Prosecutors are also calling for fines and a nine-year disqualification from politics for former regional vice-president Joana Ortega and education councillor Irene Rigau, both accused in the same case of aiding the November 2014 vote.

Organisers at the time said 80 per cent of the 2.3 million Catalans who voted supported creating a Catalonian state independent from Spain. The mock referendum was deemed illegal by Spain’s Constitutional Court five days earlier, but Mas and other officials gathered support from more than 40,000 volunteers who opened schools and installed voting stations.

“We are holding our head high, convinced that we did the right thing,” Mas said. “We would do the same thing again.”

Yesterday, independence supporters staged a show of force with thousands accompanying the defendants through Barcelona before the court appearance.

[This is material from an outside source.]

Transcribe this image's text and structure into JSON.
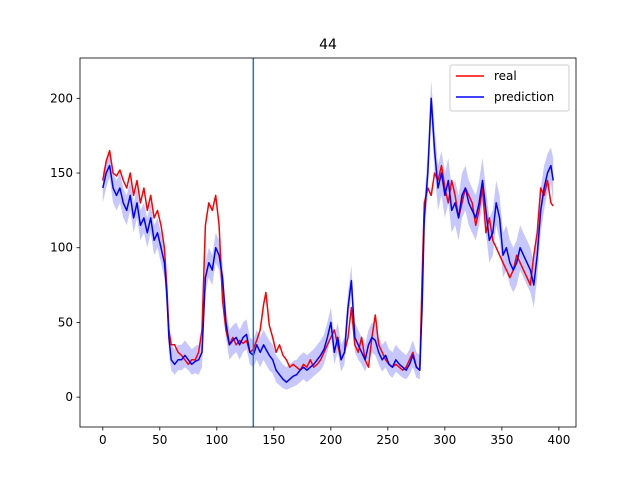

Protesters formed a 200-metre corridor in the last stretch leading to Catalonia’s high court, cheering and waving unofficial flags of independence.

“We shall overcome” was the slogan in some banners in English, with a gigantic display reading “Love democracy”.

Mas declined to answer questions from the prosecution during the hearing. In replies to inquiries by his own defence lawyers, he blamed Spain’s central authorities for not doing more to stop the vote.

He said his cabinet’s aim “wasn’t holding a vote that was immediately legally binding, but rather knowing people’s opinion after massive protests in past years”.

Polls consistently show that residents in Catalan who want to break from Spain are a minority, although the ranks of those who do want a vote on separatism have been swelling since the 2008 economic crisis.

Some lifelong secessionists argue only a separate Catalan state could protect their culture and their language – which is spoken side-by-side with Spanish.

In defiance of the constitutional ban and fierce opposition by Spain’s ruling conservative Popular Party, a new regional government in Catalan has promised to pass laws to enable a legally binding referendum later this year.

But it is unclear how a new vote would be different from the 2014 vote that was only seen as symbolic.

The national government has said that no vote will be allowed and has pledged to boost investments in Catalonia.

But only after securing a second term with a minority government in November did prime minister Mariano Rajoy launch an offer for dialogue in all matters except on a referendum on separatism.

“We are going to talk, but we all have to commit to comply with the law,” Mr Rajoy said last week after a European Union summit in Malta.